A team of 15 school personnel were involved in the investigation, including nine who conducted interviews, Petersen said.
The district's investigation into the matter is complete, Petersen said, and officials are now looking into whether to take any disciplinary action against team members.
The news comes as another Northwest suburban high school, Maine West, is embroiled in a hazing scandal. Four students -- one freshman baseball player and three freshmen soccer players -- say they were sexually assaulted as part of hazing that took place in 2007, 2008 and this year.
Documents obtained from Des Plaines police outline reports of repeated hazing of freshman members of the varsity boys soccer team this year.

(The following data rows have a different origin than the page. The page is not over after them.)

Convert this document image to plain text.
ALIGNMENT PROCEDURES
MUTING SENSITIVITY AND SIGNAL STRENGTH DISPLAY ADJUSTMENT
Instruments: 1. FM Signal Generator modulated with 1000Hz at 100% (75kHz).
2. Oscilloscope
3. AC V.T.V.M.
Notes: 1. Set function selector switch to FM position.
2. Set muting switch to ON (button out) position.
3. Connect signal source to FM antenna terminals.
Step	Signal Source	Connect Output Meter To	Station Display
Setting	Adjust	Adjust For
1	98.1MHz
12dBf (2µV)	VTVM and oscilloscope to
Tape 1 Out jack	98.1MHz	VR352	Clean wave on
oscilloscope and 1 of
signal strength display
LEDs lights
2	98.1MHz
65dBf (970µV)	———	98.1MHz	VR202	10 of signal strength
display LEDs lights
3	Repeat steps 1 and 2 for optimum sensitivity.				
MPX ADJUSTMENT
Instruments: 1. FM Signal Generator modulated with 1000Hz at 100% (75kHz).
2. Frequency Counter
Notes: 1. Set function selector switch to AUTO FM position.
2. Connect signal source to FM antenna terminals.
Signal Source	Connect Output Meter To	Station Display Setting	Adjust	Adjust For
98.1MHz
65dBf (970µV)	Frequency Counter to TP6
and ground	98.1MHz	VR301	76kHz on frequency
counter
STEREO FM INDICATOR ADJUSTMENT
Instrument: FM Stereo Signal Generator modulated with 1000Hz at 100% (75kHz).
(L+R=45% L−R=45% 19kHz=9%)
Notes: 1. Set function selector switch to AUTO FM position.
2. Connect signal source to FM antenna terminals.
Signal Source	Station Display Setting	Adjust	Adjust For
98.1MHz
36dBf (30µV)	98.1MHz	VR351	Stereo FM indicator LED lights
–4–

In some cases, head soccer coach Michael Divincenzo, also the baseball coach in 2008, is alleged to have witnessed and sanctioned the hazing, according to the documents.
The accusations have led to six juveniles being charged with battery and hazing in the 2012 case, and a lawsuit has been filed against District 207, Maine West, its administrators, coaches and staff by the families of four victims. The district's own investigation has led officials to develop a new policy on hazing.
Friday an announcement was posted on the websites of District 211, and Hoffman Estates and Schaumburg high schools Friday afternoon that the basketball game that evening was canceled and would be rescheduled with a date and time forthcoming. A sign was also posted outside the gym at Hoffman Estates.
Schaumburg Head Coach Matt Walsh said earlier Friday he had "absolutely no idea" why the game was canceled.
"It wasn't anything on our end," he said. "I really honestly don't know."
Friday's game was to be first home game of the season for Hoffman Estates' basketball team, which played three games last week in a Thanksgiving holiday tournament at Crystal Lake Central.
An away game is scheduled for 6 p.m. today against Hersey, though it's unknown if that game will also be canceled.
The Illinois High School Association, which governs interscholastic athletic participation statewide, does not address hazing in its bylaws. But hazing is mentioned in its "Do What's Right" sportsmanship program.
One item on a list of benefits of the program on the Do What's Right Web page is: "The DWR! Program will enable the IHSA to develop resources for member schools on such topics as appropriate sportsmanship, health & wellness, and confronting hazing that they can use with their student populations."